All of the Directors, except for John Popp, constitute the Fund’s Audit Committee, which is composed of Directors who are not interested persons of the Fund and who are independent (as such term is defined by the listing standards of the NYSE American, LLC, formerly known as NYSE MKT, LLC (the “NYSE American”)). The Audit Committee convened five times during the fiscal year ended December 31, 2024. The Audit Committee advises the full Board with respect to accounting, auditing and financial matters affecting the Fund.

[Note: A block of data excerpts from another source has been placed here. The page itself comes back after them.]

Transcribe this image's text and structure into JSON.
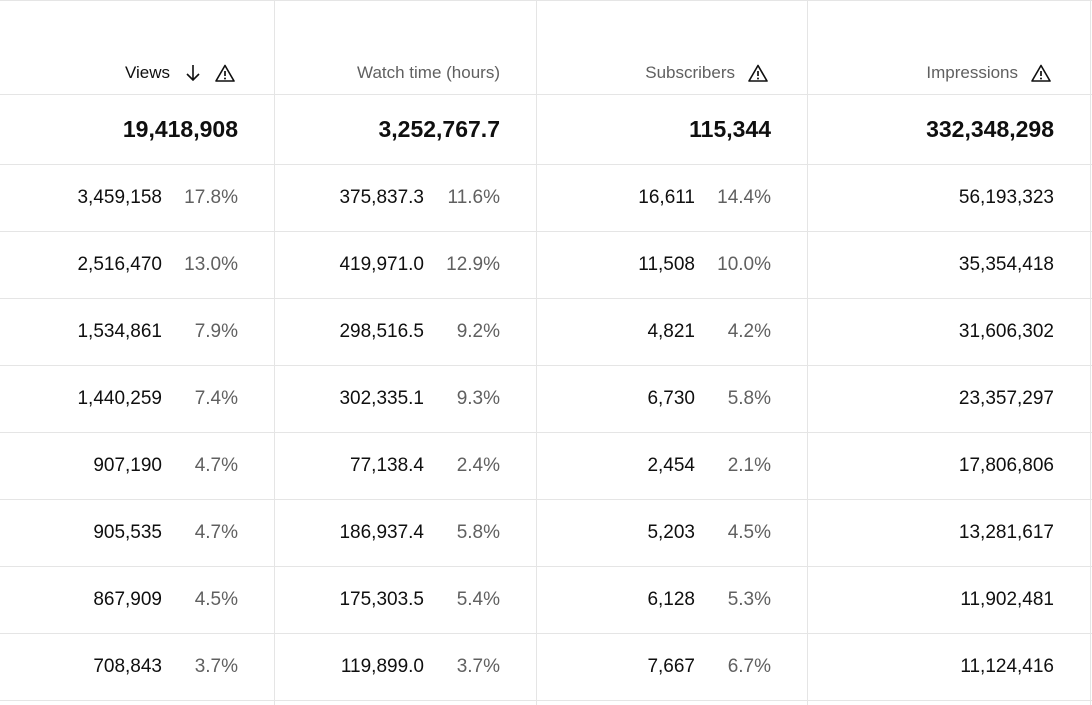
{
  "columns": [
    {
      "label": "Views",
      "sorted": true,
      "sort_icon": "arrow-down-icon",
      "warning_icon": true
    },
    {
      "label": "Watch time (hours)",
      "sorted": false,
      "warning_icon": false
    },
    {
      "label": "Subscribers",
      "sorted": false,
      "warning_icon": true
    },
    {
      "label": "Impressions",
      "sorted": false,
      "warning_icon": true
    }
  ],
  "totals": [
    "19,418,908",
    "3,252,767.7",
    "115,344",
    "332,348,298"
  ],
  "rows": [
    {
      "views": "3,459,158",
      "views_pct": "17.8%",
      "watch": "375,837.3",
      "watch_pct": "11.6%",
      "subs": "16,611",
      "subs_pct": "14.4%",
      "impressions": "56,193,323"
    },
    {
      "views": "2,516,470",
      "views_pct": "13.0%",
      "watch": "419,971.0",
      "watch_pct": "12.9%",
      "subs": "11,508",
      "subs_pct": "10.0%",
      "impressions": "35,354,418"
    },
    {
      "views": "1,534,861",
      "views_pct": "7.9%",
      "watch": "298,516.5",
      "watch_pct": "9.2%",
      "subs": "4,821",
      "subs_pct": "4.2%",
      "impressions": "31,606,302"
    },
    {
      "views": "1,440,259",
      "views_pct": "7.4%",
      "watch": "302,335.1",
      "watch_pct": "9.3%",
      "subs": "6,730",
      "subs_pct": "5.8%",
      "impressions": "23,357,297"
    },
    {
      "views": "907,190",
      "views_pct": "4.7%",
      "watch": "77,138.4",
      "watch_pct": "2.4%",
      "subs": "2,454",
      "subs_pct": "2.1%",
      "impressions": "17,806,806"
    },
    {
      "views": "905,535",
      "views_pct": "4.7%",
      "watch": "186,937.4",
      "watch_pct": "5.8%",
      "subs": "5,203",
      "subs_pct": "4.5%",
      "impressions": "13,281,617"
    },
    {
      "views": "867,909",
      "views_pct": "4.5%",
      "watch": "175,303.5",
      "watch_pct": "5.4%",
      "subs": "6,128",
      "subs_pct": "5.3%",
      "impressions": "11,902,481"
    },
    {
      "views": "708,843",
      "views_pct": "3.7%",
      "watch": "119,899.0",
      "watch_pct": "3.7%",
      "subs": "7,667",
      "subs_pct": "6.7%",
      "impressions": "11,124,416"
    }
  ],
  "colors": {
    "text": "#0f0f0f",
    "secondary_text": "#606060",
    "divider": "#e5e5e5"
  }
}
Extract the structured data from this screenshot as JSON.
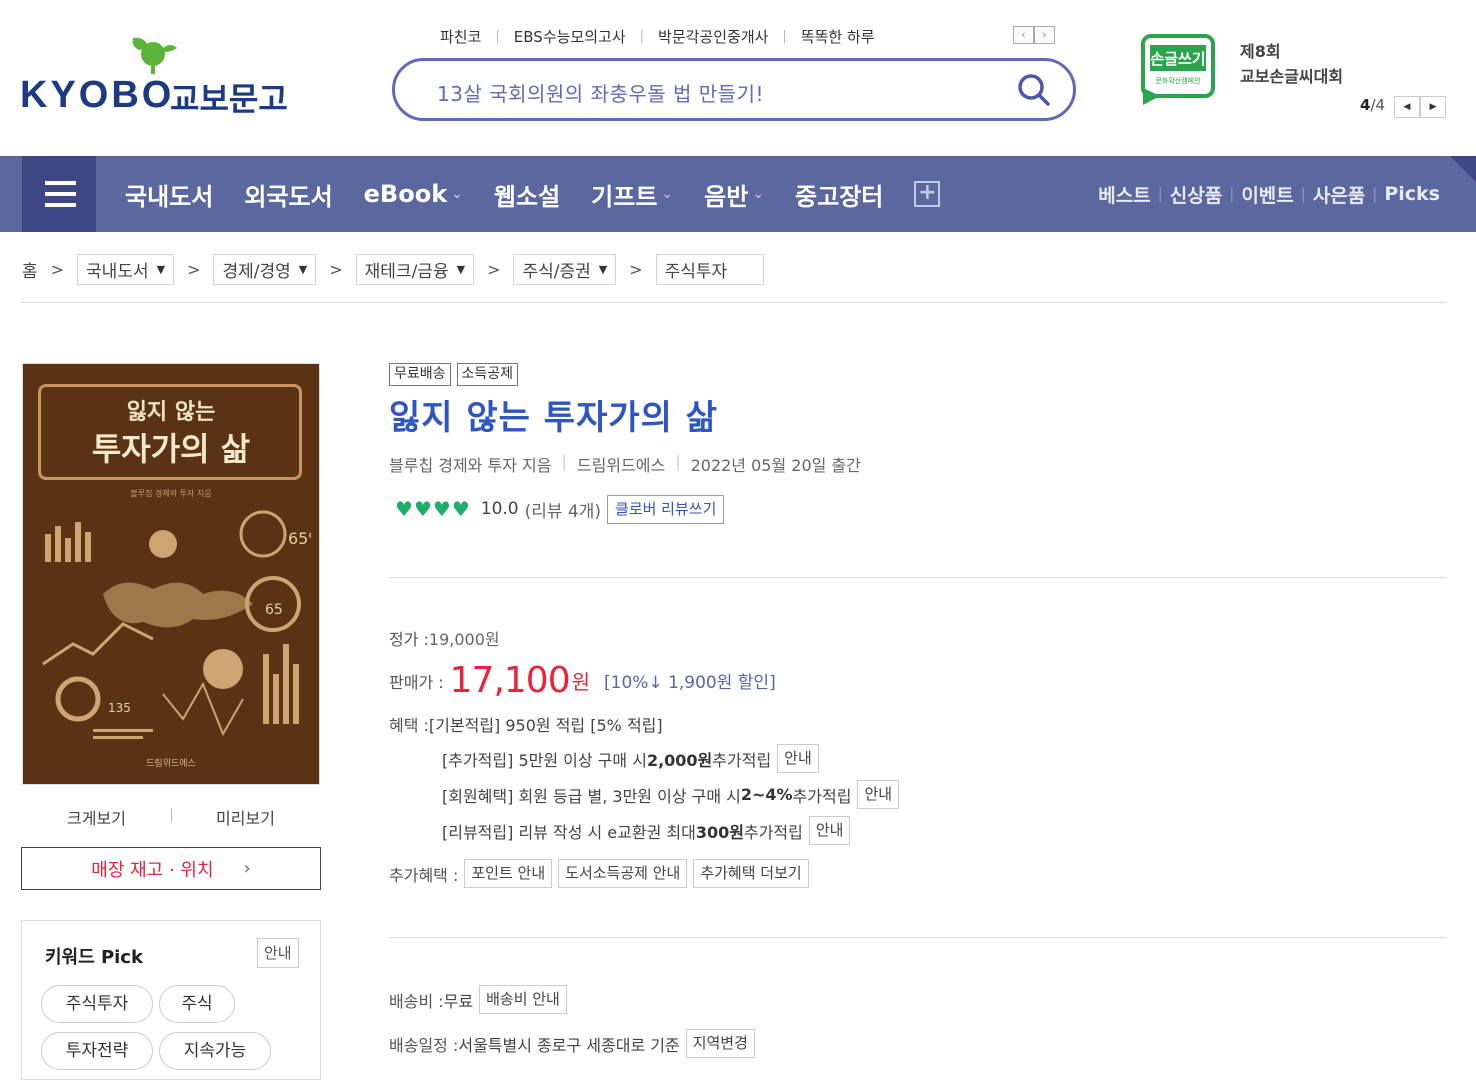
{
  "header": {
    "logo_en": "KYOBO",
    "logo_ko": "교보문고",
    "top_links": [
      "파친코",
      "EBS수능모의고사",
      "박문각공인중개사",
      "똑똑한 하루"
    ],
    "search_text": "13살 국회의원의 좌충우돌 법 만들기!",
    "banner": {
      "badge": "손글쓰기",
      "badge_sub": "문화확산캠페인",
      "line1": "제8회",
      "line2": "교보손글씨대회",
      "page_current": "4",
      "page_total": "/4"
    }
  },
  "nav": {
    "items": [
      {
        "label": "국내도서",
        "dropdown": false
      },
      {
        "label": "외국도서",
        "dropdown": false
      },
      {
        "label": "eBook",
        "dropdown": true
      },
      {
        "label": "웹소설",
        "dropdown": false
      },
      {
        "label": "기프트",
        "dropdown": true
      },
      {
        "label": "음반",
        "dropdown": true
      },
      {
        "label": "중고장터",
        "dropdown": false
      }
    ],
    "right": [
      "베스트",
      "신상품",
      "이벤트",
      "사은품",
      "Picks"
    ]
  },
  "breadcrumb": {
    "home": "홈",
    "levels": [
      "국내도서",
      "경제/경영",
      "재테크/금융",
      "주식/증권",
      "주식투자"
    ]
  },
  "cover": {
    "title1": "잃지 않는",
    "title2": "투자가의 삶",
    "subtitle": "블루칩 경제와 투자 지음",
    "publisher": "드림위드에스"
  },
  "left": {
    "zoom": "크게보기",
    "preview": "미리보기",
    "stock": "매장 재고 · 위치",
    "keyword_title": "키워드 Pick",
    "keyword_info": "안내",
    "tags": [
      "주식투자",
      "주식",
      "투자전략",
      "지속가능"
    ]
  },
  "product": {
    "badges": [
      "무료배송",
      "소득공제"
    ],
    "title": "잃지 않는 투자가의 삶",
    "author": "블루칩 경제와 투자 지음",
    "publisher": "드림위드에스",
    "date": "2022년 05월 20일 출간",
    "hearts": 4,
    "score": "10.0",
    "reviews": "(리뷰 4개)",
    "review_button": "클로버 리뷰쓰기"
  },
  "price": {
    "list_label": "정가 : ",
    "list_value": "19,000원",
    "sale_label": "판매가 : ",
    "sale_value": "17,100",
    "sale_unit": "원",
    "discount": "[10%↓ 1,900원 할인]",
    "benefit_label": "혜택 : ",
    "benefit_basic": "[기본적립] 950원 적립 [5% 적립]",
    "extra1_pre": "[추가적립] 5만원 이상 구매 시 ",
    "extra1_bold": "2,000원",
    "extra1_post": " 추가적립",
    "extra2_pre": "[회원혜택] 회원 등급 별, 3만원 이상 구매 시 ",
    "extra2_bold": "2~4%",
    "extra2_post": " 추가적립",
    "extra3_pre": "[리뷰적립] 리뷰 작성 시 e교환권 최대 ",
    "extra3_bold": "300원",
    "extra3_post": " 추가적립",
    "info_btn": "안내",
    "more_label": "추가혜택 : ",
    "more_btns": [
      "포인트 안내",
      "도서소득공제 안내",
      "추가혜택 더보기"
    ]
  },
  "shipping": {
    "fee_label": "배송비 : ",
    "fee_value": "무료",
    "fee_btn": "배송비 안내",
    "schedule_label": "배송일정 : ",
    "schedule_value": "서울특별시 종로구 세종대로 기준",
    "schedule_btn": "지역변경"
  },
  "colors": {
    "brand": "#1d3a85",
    "nav": "#5b679f",
    "title": "#2e55c6",
    "price": "#e8233c",
    "heart": "#1fae6a"
  }
}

All of the Directors, except for John Popp, constitute the Fund’s Nominating Committee, which is composed of Directors who are not interested persons of the Fund and who are independent (as such term is defined by the listing standards of the NYSE American). The Nominating Committee met four times during the fiscal year ended December 31, 2024. At a meeting of the Nominating Committee held on February 11, 2025, the Nominating Committee (with the nominees abstaining from voting) determined to recommend to the full Board the nomination of each of Laura A. DeFelice and Charles W. Gerber for a three-year term and Lee M. Shaiman for a one-year term. The Nominating Committee selects and recommends to the full Board candidates for nomination as Directors. The Board has adopted a Nominating Committee Charter (a copy of which was included as Appendix A to the Fund’s Proxy statement dated March 20, 2024). In nominating candidates, the Nominating Committee will take into consideration such factors as it deems appropriate. These factors may include judgment, skill, diversity, experience with investment companies and other organizations of comparable purpose, complexity, size and subject to similar legal restrictions and oversight, the interplay of the candidate’s experience with the experience of other Board members, and the extent to which the candidate would be a desirable addition to the Board and any committees thereof. With respect to diversity, the Nominating Committee considers whether a candidate’s background, experience and skills will contribute to the diversity of the Board.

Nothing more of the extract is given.